Total neutron diffraction: a route to the correct local structure of disordered LaMo2O5 and its application to the model compound Zn2Mo3O8

Acta Crystallogr B. 1999 Oct 1;55(Pt 5):683-697. doi: 10.1107/s0108768199004103.

Abstract

Analysis of Bragg diffraction is the normal route to the structure of crystalline materials. Here we demonstrate the use of total neutron diffraction in determining the local structure in the disordered lanthanum molybdate LaMo(2)O(5). An average structure with space-group symmetry P6(3)/mmc accounts for the Bragg scattering and shows that the compound contains the rare Mo(6)O(18) cluster and a unique type of Mo-Mo bonded sheet. However, this gives an incomplete picture of the structure, since it does not reveal how the sites with fractional occupancy are occupied at a local level. Two models describing possible local structures are constructed by removing symmetry elements present in the average structure. Total correlation functions, T(r), calculated from these structures, with space-group symmetry P6(3)mc and P3;m1, are compared with the experimental T(r) to show the validity of these local structures.

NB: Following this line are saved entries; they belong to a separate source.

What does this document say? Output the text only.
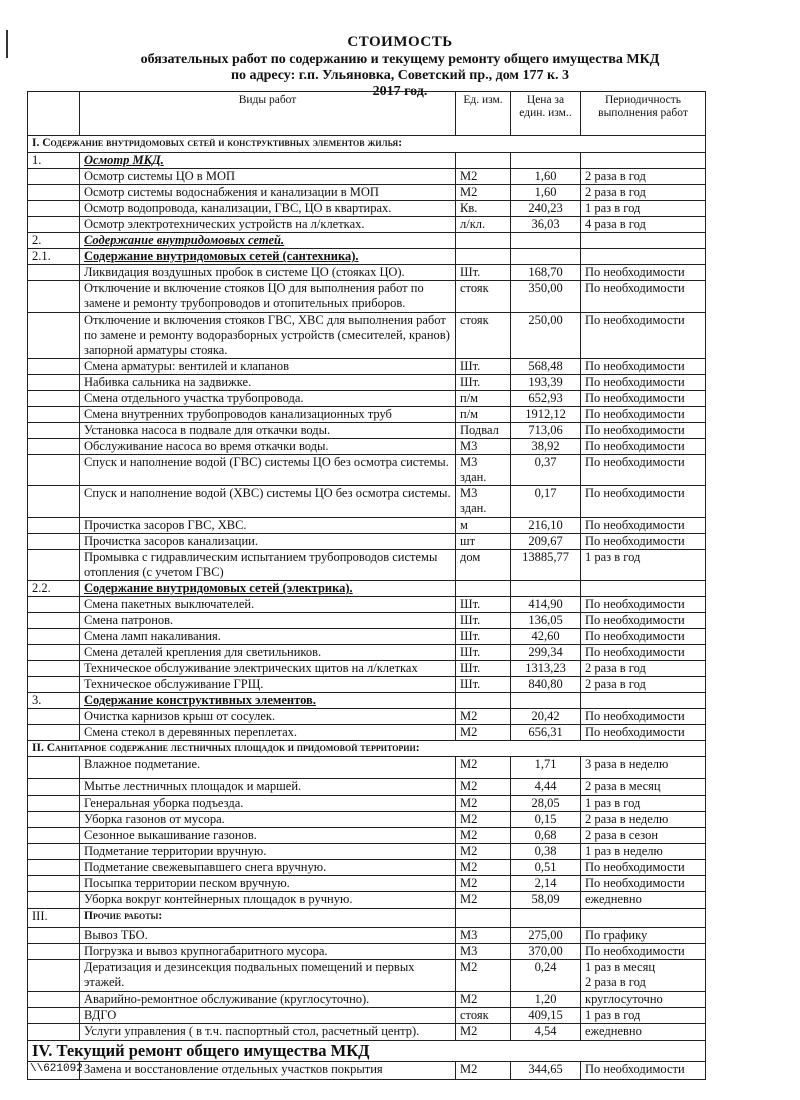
СТОИМОСТЬ
обязательных работ по содержанию и текущему ремонту общего имущества МКД
по адресу: г.п. Ульяновка, Советский пр., дом 177 к. 3
2017 год.
	Виды работ	Ед. изм.	Цена за един. изм..	Периодичность выполнения работ
I. Содержание внутридомовых сетей и конструктивных элементов жилья:				
1.	Осмотр МКД.			
	Осмотр системы ЦО в МОП	М2	1,60	2 раза в год
	Осмотр системы водоснабжения и канализации в МОП	М2	1,60	2 раза в год
	Осмотр водопровода, канализации, ГВС, ЦО в квартирах.	Кв.	240,23	1 раз в год
	Осмотр электротехнических устройств на л/клетках.	л/кл.	36,03	4 раза в год
2.	Содержание внутридомовых сетей.			
2.1.	Содержание внутридомовых сетей (сантехника).			
	Ликвидация воздушных пробок в системе ЦО (стояках ЦО).	Шт.	168,70	По необходимости
	Отключение и включение стояков ЦО для выполнения работ по замене и ремонту трубопроводов и отопительных приборов.	стояк	350,00	По необходимости
	Отключение и включения стояков ГВС, ХВС для выполнения работ по замене и ремонту водоразборных устройств (смесителей, кранов) запорной арматуры стояка.	стояк	250,00	По необходимости
	Смена арматуры: вентилей и клапанов	Шт.	568,48	По необходимости
	Набивка сальника на задвижке.	Шт.	193,39	По необходимости
	Смена отдельного участка трубопровода.	п/м	652,93	По необходимости
	Смена внутренних трубопроводов канализационных труб	п/м	1912,12	По необходимости
	Установка насоса в подвале для откачки воды.	Подвал	713,06	По необходимости
	Обслуживание насоса во время откачки воды.	М3	38,92	По необходимости
	Спуск и наполнение водой (ГВС) системы ЦО без осмотра системы.	М3 здан.	0,37	По необходимости
	Спуск и наполнение водой (ХВС) системы ЦО без осмотра системы.	М3 здан.	0,17	По необходимости
	Прочистка засоров ГВС, ХВС.	м	216,10	По необходимости
	Прочистка засоров канализации.	шт	209,67	По необходимости
	Промывка с гидравлическим испытанием трубопроводов системы отопления (с учетом ГВС)	дом	13885,77	1 раз в год
2.2.	Содержание внутридомовых сетей (электрика).			
	Смена пакетных выключателей.	Шт.	414,90	По необходимости
	Смена патронов.	Шт.	136,05	По необходимости
	Смена ламп накаливания.	Шт.	42,60	По необходимости
	Смена деталей крепления для светильников.	Шт.	299,34	По необходимости
	Техническое обслуживание электрических щитов на л/клетках	Шт.	1313,23	2 раза в год
	Техническое обслуживание ГРЩ.	Шт.	840,80	2 раза в год
3.	Содержание конструктивных элементов.			
	Очистка карнизов крыш от сосулек.	М2	20,42	По необходимости
	Смена стекол в деревянных переплетах.	М2	656,31	По необходимости
II. Санитарное содержание лестничных площадок и придомовой территории:				
	Влажное подметание.	М2	1,71	3 раза в неделю
	Мытье лестничных площадок и маршей.	М2	4,44	2 раза в месяц
	Генеральная уборка подъезда.	М2	28,05	1 раз в год
	Уборка газонов от мусора.	М2	0,15	2 раза в неделю
	Сезонное выкашивание газонов.	М2	0,68	2 раза в сезон
	Подметание территории вручную.	М2	0,38	1 раз в неделю
	Подметание свежевыпавшего снега вручную.	М2	0,51	По необходимости
	Посыпка территории песком вручную.	М2	2,14	По необходимости
	Уборка вокруг контейнерных площадок в ручную.	М2	58,09	ежедневно
III.	Прочие работы:			
	Вывоз ТБО.	М3	275,00	По графику
	Погрузка и вывоз крупногабаритного мусора.	М3	370,00	По необходимости
	Дератизация и дезинсекция подвальных помещений и первых этажей.	М2	0,24	1 раз в месяц
2 раза в год
	Аварийно-ремонтное обслуживание (круглосуточно).	М2	1,20	круглосуточно
	ВДГО	стояк	409,15	1 раз в год
	Услуги управления ( в т.ч. паспортный стол, расчетный центр).	М2	4,54	ежедневно
IV. Текущий ремонт общего имущества МКД				
	Замена и восстановление отдельных участков покрытия	М2	344,65	По необходимости
\\621092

The close relationship between the T(r)'s of the component structures gives an insight into why disorder occurs in LaMo(2)O(5). The calculated and experimental T(r)'s for a model compound, Zn(2)Mo(3)O(8), are compared to show the agreement expected from an ordered crystalline material. Remaining discrepancies between our model and the experimental T(r) give an insight into the origin of additional disorder in LaMo(2)O(5).